Sin darse cuenta, su estimada la había acompañado hasta el balcón de la primera casa que visitaron. Allí la dejó sentada y envuelta en su cálido abrigo de plumas, protector a pesar de cubrir uno de sus tradicionales vestidos abiertos de espalda. Tras besarla en la frente, partió para terminar de coordinar la evacuación. Sus ojos la siguieron con cariño hasta perderla entre edificios. Después, su vista se amplió al paisaje devastado que yacía a sus pies. Los escombros cubrían las mismas calles por las que había caminado hace escasos minutos. El humo del fuego y la magia impregnaba el aire, mezclándose con un almizcle de sangre, tierra y nieve.

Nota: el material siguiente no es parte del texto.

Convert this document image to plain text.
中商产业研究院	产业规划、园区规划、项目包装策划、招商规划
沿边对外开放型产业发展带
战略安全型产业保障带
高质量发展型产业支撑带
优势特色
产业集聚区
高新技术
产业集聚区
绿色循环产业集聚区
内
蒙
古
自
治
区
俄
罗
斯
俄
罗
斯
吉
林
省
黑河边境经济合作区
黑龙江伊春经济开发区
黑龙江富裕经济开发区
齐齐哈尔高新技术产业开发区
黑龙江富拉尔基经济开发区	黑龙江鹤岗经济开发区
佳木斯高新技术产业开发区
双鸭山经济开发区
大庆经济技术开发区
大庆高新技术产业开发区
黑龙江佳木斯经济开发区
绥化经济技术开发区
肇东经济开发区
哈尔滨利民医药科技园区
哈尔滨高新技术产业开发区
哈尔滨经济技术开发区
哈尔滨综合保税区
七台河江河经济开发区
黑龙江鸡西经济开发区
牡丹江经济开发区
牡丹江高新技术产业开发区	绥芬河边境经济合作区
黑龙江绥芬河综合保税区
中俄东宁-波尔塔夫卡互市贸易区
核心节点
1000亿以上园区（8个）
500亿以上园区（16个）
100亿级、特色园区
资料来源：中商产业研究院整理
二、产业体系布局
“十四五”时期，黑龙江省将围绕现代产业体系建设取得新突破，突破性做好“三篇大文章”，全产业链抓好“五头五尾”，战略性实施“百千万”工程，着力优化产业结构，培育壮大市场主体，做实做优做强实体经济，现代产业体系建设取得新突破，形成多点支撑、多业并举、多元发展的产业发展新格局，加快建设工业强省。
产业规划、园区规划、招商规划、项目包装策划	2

Parpadeó y del futuro volvió al presente, donde la nieve caía blanca y la sangre aún corría por las venas de las víctimas. Con una última punzada de culpa, se dejó acunar por las campanas de dos relojes: uno antiguo como aquel mundo y otro que tocaba en su última hora del té. Con el quinto tañido, aquellos ojos verdes, tan hermosos como agotados de contemplar futura miseria, se cerraron en un anhelado y tranquilo sueño.